Quant au Pie Jesu, j’avais trouvé la partition mais faute de mise en page satisfaisante face à mes contraintes (cela devait rentrer sur 4 pages, dans un format bien défini), j’ai bien été obligée de la retranscrire manuellement.
La Structure Piano
Puisque je décidais de réaliser une reliure dans le cadre du challenge AreYouBookEnough_Listen, la reliure à charnière piano me semblait parfaitement appropriée.
Le principe semble simple : des cahiers montés sur onglets, ceux-ci sont regroupés au moyen de « piques à brochettes » (ou autre tige) par un ingénieux système d’encoches alternées. Je vous avoue que je n’avais jamais essayé auparavant non plus, mais cela me semblait tout à fait intéressant pour figurer la partie d’orgue du Requiem.
J’ai même eu l’ambition au début d’illustrer au travers de cette structure la partition exacte de l’introduction du Pie Jesu, mais graphiquement le résultat était peu esthétique et techniquement beaucoup trop complexe !
Le décor des plats et des contre-plats
Pour le décor des plats, j’ai choisi quelque chose de sobre – le « contenu » des livres étant suffisamment dense. J’ai commencé par coller des fils sur le carton pour figurer la portée, la clé de sol et les 4 (!) bémols du début du Pie Jesu. Puis j’ai encollé ma toile afin que le relief apparaisse.
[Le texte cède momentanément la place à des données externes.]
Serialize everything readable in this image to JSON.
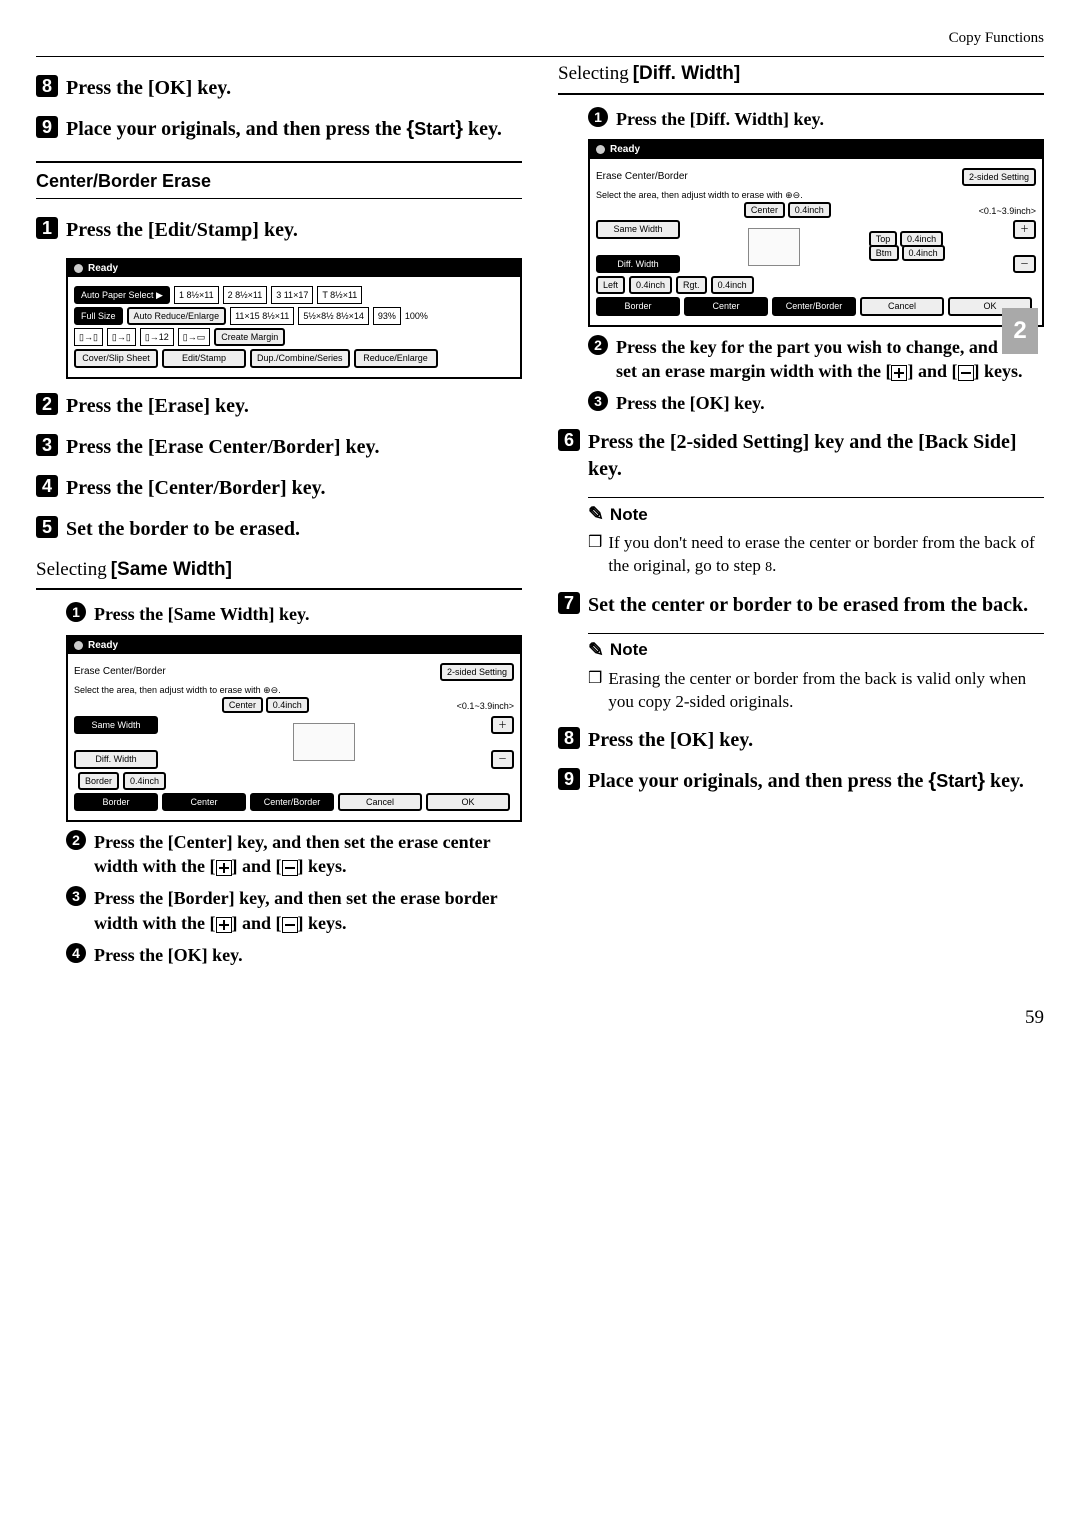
{
  "header": {
    "section": "Copy Functions"
  },
  "side_tab": "2",
  "page_number": "59",
  "left": {
    "steps_top": {
      "s8": "Press the [OK] key.",
      "s9": {
        "a": "Place your originals, and then press the ",
        "start": "Start",
        "b": " key."
      }
    },
    "center_border_erase": {
      "title": "Center/Border Erase",
      "s1": "Press the [Edit/Stamp] key.",
      "s2": "Press the [Erase] key.",
      "s3": "Press the [Erase Center/Border] key.",
      "s4": "Press the [Center/Border] key.",
      "s5": "Set the border to be erased."
    },
    "screenshot1": {
      "ready": "Ready",
      "auto_paper": "Auto Paper\nSelect ▶",
      "p1": "1\n8½×11",
      "p2": "2\n8½×11",
      "p3": "3\n11×17",
      "p4": "T\n8½×11",
      "full_size": "Full Size",
      "auto_re": "Auto Reduce/Enlarge",
      "r1": "11×15\n8½×11",
      "r2": "5½×8½\n8½×14",
      "pct": "93%",
      "hund": "100%",
      "create": "Create\nMargin",
      "bot1": "Cover/Slip Sheet",
      "bot2": "Edit/Stamp",
      "bot3": "Dup./Combine/Series",
      "bot4": "Reduce/Enlarge"
    },
    "same_width": {
      "title_pre": "Selecting ",
      "title_key": "[Same Width]",
      "c1": "Press the [Same Width] key.",
      "c2": {
        "a": "Press the [Center] key, and then set the erase center width with the [",
        "b": "] and [",
        "c": "] keys."
      },
      "c3": {
        "a": "Press the [Border] key, and then set the erase border width with the [",
        "b": "] and [",
        "c": "] keys."
      },
      "c4": "Press the [OK] key."
    },
    "screenshot2": {
      "ready": "Ready",
      "title": "Erase Center/Border",
      "btn_2sided": "2-sided Setting",
      "instr": "Select the area, then adjust width to erase with ⊕⊖.",
      "center": "Center",
      "center_v": "0.4inch",
      "range": "<0.1~3.9inch>",
      "same_w": "Same Width",
      "diff_w": "Diff. Width",
      "border": "Border",
      "border_v": "0.4inch",
      "b_border": "Border",
      "b_center": "Center",
      "b_cb": "Center/Border",
      "b_cancel": "Cancel",
      "b_ok": "OK",
      "plus": "＋",
      "minus": "－"
    }
  },
  "right": {
    "diff_width": {
      "title_pre": "Selecting ",
      "title_key": "[Diff. Width]",
      "c1": "Press the [Diff. Width] key.",
      "c2": {
        "a": "Press the key for the part you wish to change, and then set an erase margin width with the [",
        "b": "] and [",
        "c": "] keys."
      },
      "c3": "Press the [OK] key."
    },
    "screenshot3": {
      "ready": "Ready",
      "title": "Erase Center/Border",
      "btn_2sided": "2-sided Setting",
      "instr": "Select the area, then adjust width to erase with ⊕⊖.",
      "center": "Center",
      "center_v": "0.4inch",
      "range": "<0.1~3.9inch>",
      "same_w": "Same Width",
      "diff_w": "Diff. Width",
      "top": "Top",
      "top_v": "0.4inch",
      "btm": "Btm",
      "btm_v": "0.4inch",
      "left": "Left",
      "left_v": "0.4inch",
      "rgt": "Rgt.",
      "rgt_v": "0.4inch",
      "b_border": "Border",
      "b_center": "Center",
      "b_cb": "Center/Border",
      "b_cancel": "Cancel",
      "b_ok": "OK",
      "plus": "＋",
      "minus": "－"
    },
    "s6": "Press the [2-sided Setting] key and the [Back Side] key.",
    "note1_head": "Note",
    "note1_body": {
      "a": "If you don't need to erase the center or border from the back of the original, go to step ",
      "b": "."
    },
    "note1_step": "8",
    "s7": "Set the center or border to be erased from the back.",
    "note2_head": "Note",
    "note2_body": "Erasing the center or border from the back is valid only when you copy 2-sided originals.",
    "s8": "Press the [OK] key.",
    "s9": {
      "a": "Place your originals, and then press the ",
      "start": "Start",
      "b": " key."
    }
  }
}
Ensuite les premières notes de la Mezzo Soprano sont comme des points de lumière dans la nuit… Les formes déchirées apposées ensuite sur les plats me semblent figurer davantage la violence, la tragédie terrible de ces deux œuvres.
Quant aux contre-plats, ils sont chacun recouverts de la partition du Pie Jesu. Cela peut ressembler simplement à une graphie comme une autre. Mais pour moi, une partition s’entend, s’écoute. Et à voir ces notes sur les portées, j’entends la mezzo, les réponses du violoncelle, les nuances de l’orchestre….
Le résultat
Voici ce que donne ce double-livre terminé ….Peut être cela vous a-t-il donné envie de (re) lire ce magnifique livre de Sorj Chalandon ?
Juste une petite coquille, 4eme ligne ( joue ) … a part ça, que de travail ! on pourra voir et toucher, j’espere ( et pour entendre, c’est deja fait !)…
Rhoh ! Je croyais l’avoir déjà corrigée, désolée ! Merci 🙂
très beau travail, félicitation
merci ! 🙂
Bravo pour ce talentueux travail! Dommage qure tu n’aies pas pu trouver une édition plus luxueuse pour un tel travail. J ai lu le 4ème mur très beau livre.
Je suis en admiration devant tes reliures
Au plaisir de te revoir un jour.
Michèle
Merci beaucoup Michèle pour tes compliments ! Je suis d’accord avec toi pour le livre de poche mais c’est une façon comme une autre de lui donner une seconde vie ! Bises
Bravo pour ce travail et les explications très détaillées
Merci 🙂
très impressionnant ! et aussi très joli, j’aime tes marbrures.